Just use a drip or straight tap water and you never have to worry about PH shifting here with our liquid rock.... lol ;)
 
PeteLockwood;4746352; said:
KISS.

Change water if ammonia registers on test kit. Do it whenever needed, as dictated by ammonia readings, not on some random fixed schedule.

Test for nitrIte - if it registers, change water and add three *teaspoons* of salt for that size tank to combat the nitrIte.

By all means put the plants back, any extra filtration will help.


Jumping up and down, going crazy and adding lbs of salt when your immediate problem is ammonia? Crazy.

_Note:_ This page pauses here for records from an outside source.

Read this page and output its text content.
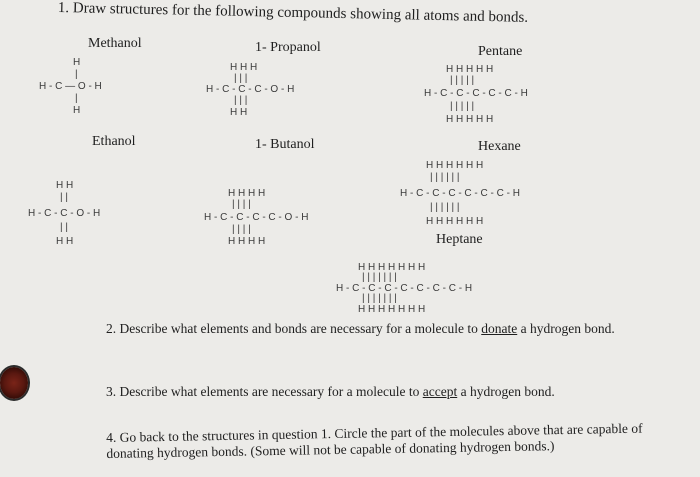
1. Draw structures for the following compounds showing all atoms and bonds.
Methanol	1- Propanol	Pentane
Ethanol	1- Butanol	Hexane
Heptane
H
|
H - C — O - H
|
H
H H H
| | |
H - C - C - C - O - H
| | |
H H
H H H H H
| | | | |
H - C - C - C - C - C - H
| | | | |
H H H H H
H H
| |
H - C - C - O - H
| |
H H
H H H H
| | | |
H - C - C - C - C - O - H
| | | |
H H H H
H H H H H H
| | | | | |
H - C - C - C - C - C - C - H
| | | | | |
H H H H H H
H H H H H H H
| | | | | | |
H - C - C - C - C - C - C - C - H
| | | | | | |
H H H H H H H
2. Describe what elements and bonds are necessary for a molecule to donate a hydrogen bond.
3. Describe what elements are necessary for a molecule to accept a hydrogen bond.
4. Go back to the structures in question 1. Circle the part of the molecules above that are capable of
donating hydrogen bonds. (Some will not be capable of donating hydrogen bonds.)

If I had to bet in the absence of other info, wouldn't be surprised if the small-volume water change regime let the pH drop so the filter quit. pH may be up now, did you take a reading when you got the very first ammonia readings? Course it doesn't matter now, just fix the ammonia with water changes not adding chemicals.

As a secondary matter, check that the water is being spread evenly over your bio media - if not, it's possible some of the media isn't being used and you don't have as much effective media as you think.

winner!
:)
change water change water change water. ( repeat this to yourself )
as much as possible, 99% three times a day if you like, using aged water, until all readings are a zero......DO NOT add salt, you will just retard your biofilter even more. STOP all feeding for a few days.